Given the video, it’s unlikely the commercialization of an actual consumer and business product — let’s call it “Pixel Glasses” — is imminent. Two years ago, Google I/O featured a research product showing translation glasses, which looked like a promising idea until Google killed it last year. 

What nobody’s talking about now is that, in hindsight, those translation glasses were almost certainly based on video-enhanced multimodal AI. While they translate audio of people speaking Mandarin, Spanish and English — with subtitles displayed to the wearer of the glasses in English — they also show American Sign Language translated into English subtitles. At the time, people shrugged at this segment of the video, but now it’s clear: Multimodal AI was reading the sign language and translating it in real time (or faking that). 

I think we need to update the narrative on this, which is that the Google translate glasses weren’t cancelled. That demo was really just an early prototype of the Astra features Google didn’t want to announce two years ago. 

And, in fact, the prototype glasses in the Astra video look the same as the glasses in the translation glasses video — they’ll probably using the same prototype hardware. 

Meanwhile, we were reminded that Google continues to work on AI glasses hardware products when on May 9, the Patent Office granted Google a patent based on technology owned by a company it acquired four years ago, called North. The patent describes systems and methods for laser projectors with optical engines capable of measuring light intensity and laser output power. These projectors are designed to be integrated into AI glasses. 

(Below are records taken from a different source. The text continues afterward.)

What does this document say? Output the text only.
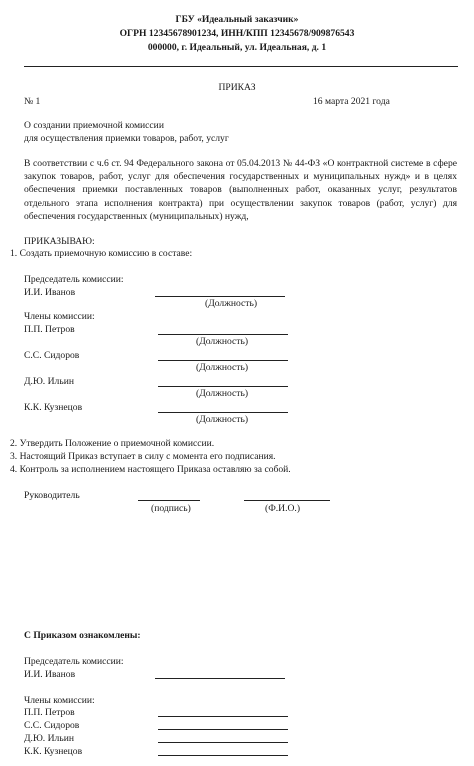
ГБУ «Идеальный заказчик»
ОГРН 12345678901234, ИНН/КПП 12345678/909876543
000000, г. Идеальный, ул. Идеальная, д. 1
ПРИКАЗ
№ 1	16 марта 2021 года
О создании приемочной комиссии
для осуществления приемки товаров, работ, услуг
В соответствии с ч.6 ст. 94 Федерального закона от 05.04.2013 № 44-ФЗ «О контрактной системе в сфере закупок товаров, работ, услуг для обеспечения государственных и муниципальных нужд» и в целях обеспечения приемки поставленных товаров (выполненных работ, оказанных услуг, результатов отдельного этапа исполнения контракта) при осуществлении закупок товаров (работ, услуг) для обеспечения государственных (муниципальных) нужд,
ПРИКАЗЫВАЮ:
1. Создать приемочную комиссию в составе:
Председатель комиссии:
И.И. Иванов
(Должность)
Члены комиссии:
П.П. Петров
(Должность)
С.С. Сидоров
(Должность)
Д.Ю. Ильин
(Должность)
К.К. Кузнецов
(Должность)
2. Утвердить Положение о приемочной комиссии.
3. Настоящий Приказ вступает в силу с момента его подписания.
4. Контроль за исполнением настоящего Приказа оставляю за собой.
Руководитель
(подпись)	(Ф.И.О.)
С Приказом ознакомлены:
Председатель комиссии:
И.И. Иванов
Члены комиссии:
П.П. Петров
С.С. Сидоров
Д.Ю. Ильин
К.К. Кузнецов
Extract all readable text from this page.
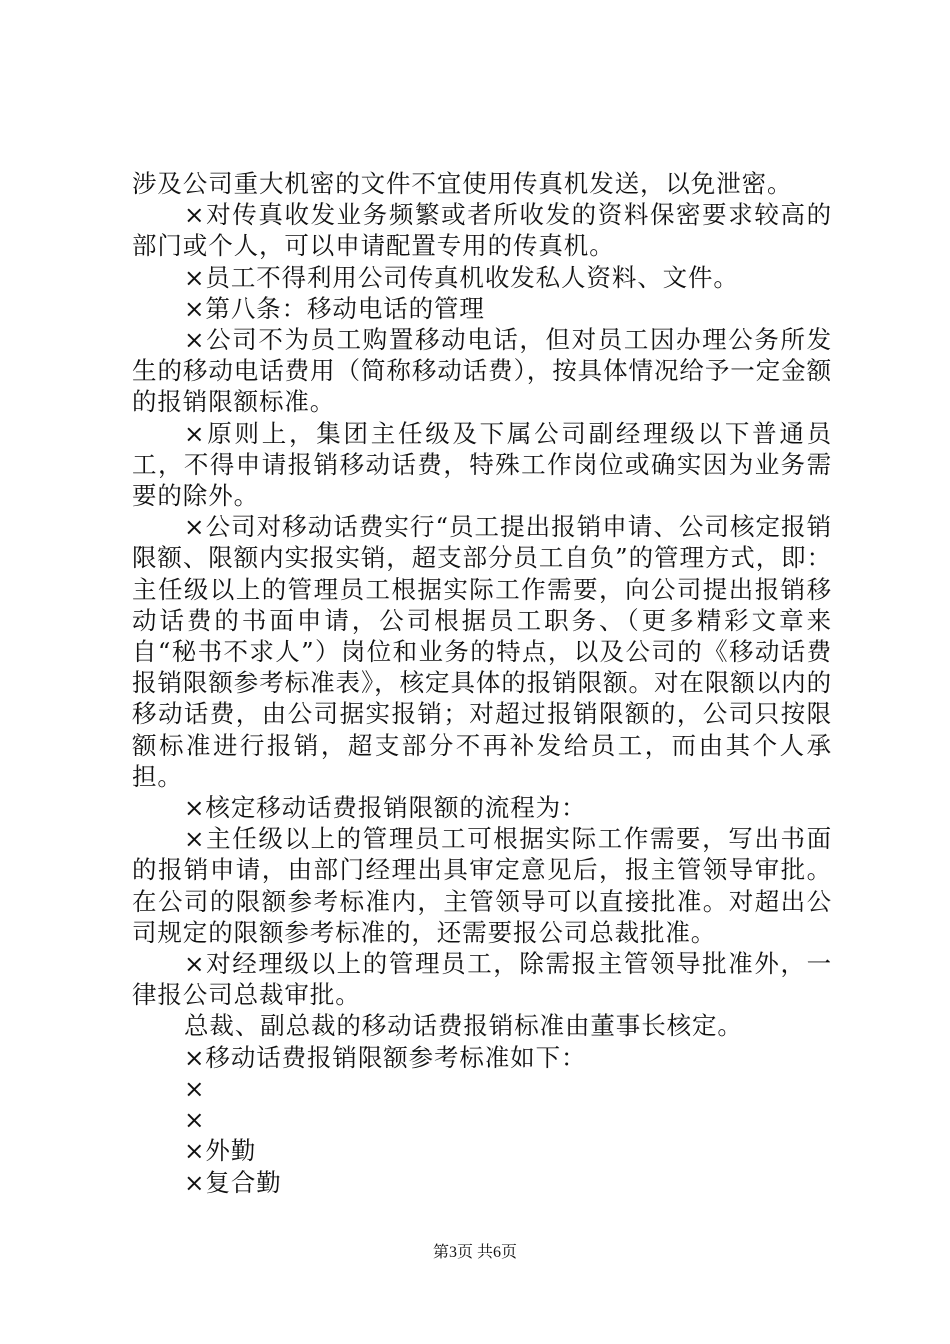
涉及公司重大机密的文件不宜使用传真机发送，以免泄密。

×对传真收发业务频繁或者所收发的资料保密要求较高的部门或个人，可以申请配置专用的传真机。

×员工不得利用公司传真机收发私人资料、文件。

×第八条：移动电话的管理

×公司不为员工购置移动电话，但对员工因办理公务所发生的移动电话费用（简称移动话费），按具体情况给予一定金额的报销限额标准。

×原则上，集团主任级及下属公司副经理级以下普通员工，不得申请报销移动话费，特殊工作岗位或确实因为业务需要的除外。

×公司对移动话费实行“员工提出报销申请、公司核定报销限额、限额内实报实销，超支部分员工自负”的管理方式，即：主任级以上的管理员工根据实际工作需要，向公司提出报销移动话费的书面申请，公司根据员工职务、（更多精彩文章来自“秘书不求人”）岗位和业务的特点，以及公司的《移动话费报销限额参考标准表》，核定具体的报销限额。对在限额以内的移动话费，由公司据实报销；对超过报销限额的，公司只按限额标准进行报销，超支部分不再补发给员工，而由其个人承担。

×核定移动话费报销限额的流程为：

×主任级以上的管理员工可根据实际工作需要，写出书面的报销申请，由部门经理出具审定意见后，报主管领导审批。在公司的限额参考标准内，主管领导可以直接批准。对超出公司规定的限额参考标准的，还需要报公司总裁批准。

×对经理级以上的管理员工，除需报主管领导批准外，一律报公司总裁审批。

总裁、副总裁的移动话费报销标准由董事长核定。

×移动话费报销限额参考标准如下：

×

×

×外勤

×复合勤

第3页 共6页
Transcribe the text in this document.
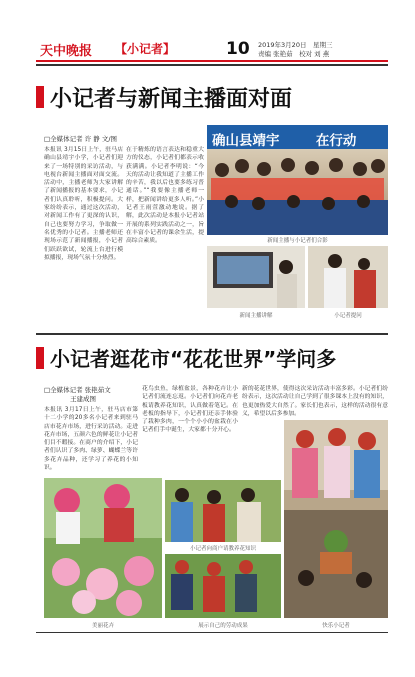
天中晚报 【小记者】	10 2019年3月20日　星期三
责编 张艳茹　校对 刘 燕
小记者与新闻主播面对面
□全媒体记者 许 静 文/图
本报讯 3月15日上午，驻马店确山县靖宇小学，小记者们迎来了一场特别的采访活动，与电视台新闻主播面对面交流。活动中，主播老师为大家讲解了新闻播报的基本要求，小记者们认真聆听，积极提问。大家纷纷表示，通过这次活动，对新闻工作有了更深的认识，自己也要努力学习，争取做一名优秀的小记者。主播老师还现场示范了新闻播报，小记者们跃跃欲试，轮流上台进行模拟播报，现场气氛十分热烈。
在于精炼的语言表达和稳重大方的仪态，小记者们都表示收获满满。小记者李明说：“今天的活动让我知道了主播工作的辛苦，我以后也要多练习普通话。”“我要像主播老师一样，把新闻讲给更多人听。”小记者王雨萱激动地说。据了解，此次活动是本报小记者站开展的系列实践活动之一，旨在丰富小记者的课余生活，提高综合素质。
确山县靖宇 　　 在行动
新闻主播与小记者们合影
新闻主播讲解	小记者提问
小记者逛花市“花花世界”学问多
□全媒体记者 张艳茹文
王建成图
本报讯 3月17日上午，驻马店市第十二小学的20多名小记者来到驻马店市花卉市场，进行采访活动。走进花卉市场，五颜六色的鲜花让小记者们目不暇接。在商户的介绍下，小记者们认识了多肉、绿萝、蝴蝶兰等许多花卉品种，还学习了养花的小知识。
花鸟虫鱼，绿植盆景，各种花卉让小记者们流连忘返。小记者们向花卉老板请教养花知识，认真做着笔记。在老板的指导下，小记者们还亲手体验了栽种多肉，一个个小小的盆栽在小记者们手中诞生，大家都十分开心。
新的花花世界，使得这次采访活动丰富多彩。小记者们纷纷表示，这次活动让自己学到了很多课本上没有的知识，也更加热爱大自然了。家长们也表示，这样的活动很有意义，希望以后多参加。
美丽花卉
小记者向商户请教养花知识
展示自己的劳动成果	快乐小记者
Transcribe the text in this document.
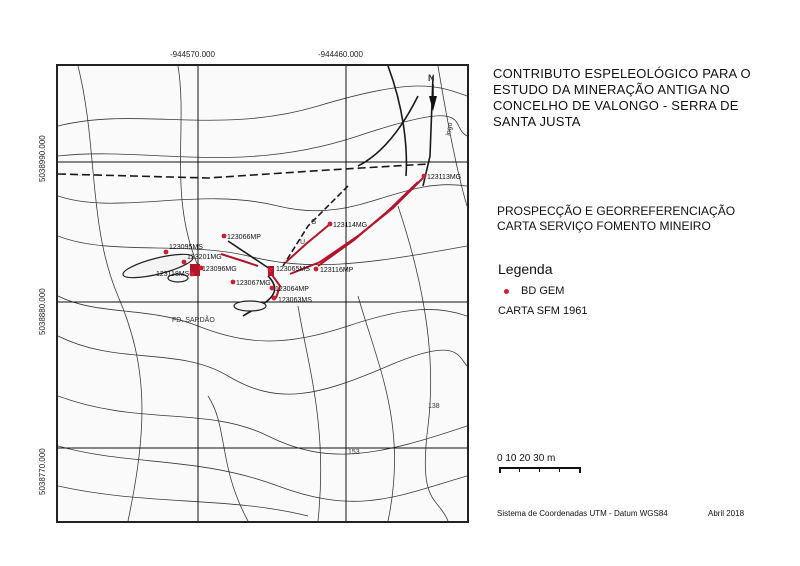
-944570.000	-944460.000
5038990.000
5038880.000
5038770.000
FD. SARDÃO
ingo
G
U
138
153
N
123113MG
123114MG
123066MP
123095MS
123201MG
123118MS
123096MG
123067MG
123065MS 123116MP
123064MP
123063MS
CONTRIBUTO ESPELEOLÓGICO PARA O ESTUDO DA MINERAÇÃO ANTIGA NO CONCELHO DE VALONGO - SERRA DE SANTA JUSTA
PROSPECÇÃO E GEORREFERENCIAÇÃO
CARTA SERVIÇO FOMENTO MINEIRO
Legenda
BD GEM
CARTA SFM 1961
0 10 20 30 m
Sistema de Coordenadas UTM - Datum WGS84	Abril 2018
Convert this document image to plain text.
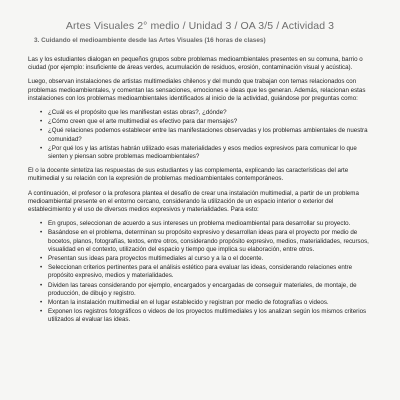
Artes Visuales 2° medio / Unidad 3 / OA 3/5 / Actividad 3
3. Cuidando el medioambiente desde las Artes Visuales (16 horas de clases)

Las y los estudiantes dialogan en pequeños grupos sobre problemas medioambientales presentes en su comuna, barrio o ciudad (por ejemplo: insuficiente de áreas verdes, acumulación de residuos, erosión, contaminación visual y acústica).

Luego, observan instalaciones de artistas multimediales chilenos y del mundo que trabajan con temas relacionados con problemas medioambientales, y comentan las sensaciones, emociones e ideas que les generan. Además, relacionan estas instalaciones con los problemas medioambientales identificados al inicio de la actividad, guiándose por preguntas como:

• ¿Cuál es el propósito que les manifiestan estas obras?, ¿dónde?
• ¿Cómo creen que el arte multimedial es efectivo para dar mensajes?
• ¿Qué relaciones podemos establecer entre las manifestaciones observadas y los problemas ambientales de nuestra comunidad?
• ¿Por qué los y las artistas habrán utilizado esas materialidades y esos medios expresivos para comunicar lo que sienten y piensan sobre problemas medioambientales?

El o la docente sintetiza las respuestas de sus estudiantes y las complementa, explicando las características del arte multimedial y su relación con la expresión de problemas medioambientales contemporáneos.

A continuación, el profesor o la profesora plantea el desafío de crear una instalación multimedial, a partir de un problema medioambiental presente en el entorno cercano, considerando la utilización de un espacio interior o exterior del establecimiento y el uso de diversos medios expresivos y materialidades. Para esto:

• En grupos, seleccionan de acuerdo a sus intereses un problema medioambiental para desarrollar su proyecto.
• Basándose en el problema, determinan su propósito expresivo y desarrollan ideas para el proyecto por medio de bocetos, planos, fotografías, textos, entre otros, considerando propósito expresivo, medios, materialidades, recursos, visualidad en el contexto, utilización del espacio y tiempo que implica su elaboración, entre otros.
• Presentan sus ideas para proyectos multimediales al curso y a la o el docente.
• Seleccionan criterios pertinentes para el análisis estético para evaluar las ideas, considerando relaciones entre propósito expresivo, medios y materialidades.
• Dividen las tareas considerando por ejemplo, encargados y encargadas de conseguir materiales, de montaje, de producción, de dibujo y registro.
• Montan la instalación multimedial en el lugar establecido y registran por medio de fotografías o videos.
• Exponen los registros fotográficos o videos de los proyectos multimediales y los analizan según los mismos criterios utilizados al evaluar las ideas.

While companies like Google can design and manufacture their own AI glasses, any other AI company could partner with either Luxottica, as Meta has, or with a startup like Avegant, which (together with partners Qualcomm and Applied Materials and which I wrote about in March) can supply the hardware for a product branded with the AI company’s brand. So, we can look forward to OpenAI Glasses, Perplexity Glasses, Pi Glasses, Bing Glasses, Claude Glasses and (my favorite possibility) Hugging Face Glasses.

I’ve been predicting that a massive AI glasses industry is about to take off and take over. It will probably happen next year. And the new trend in multimodal AI with video as one of the modes should convince everyone how big the AI glasses market will be.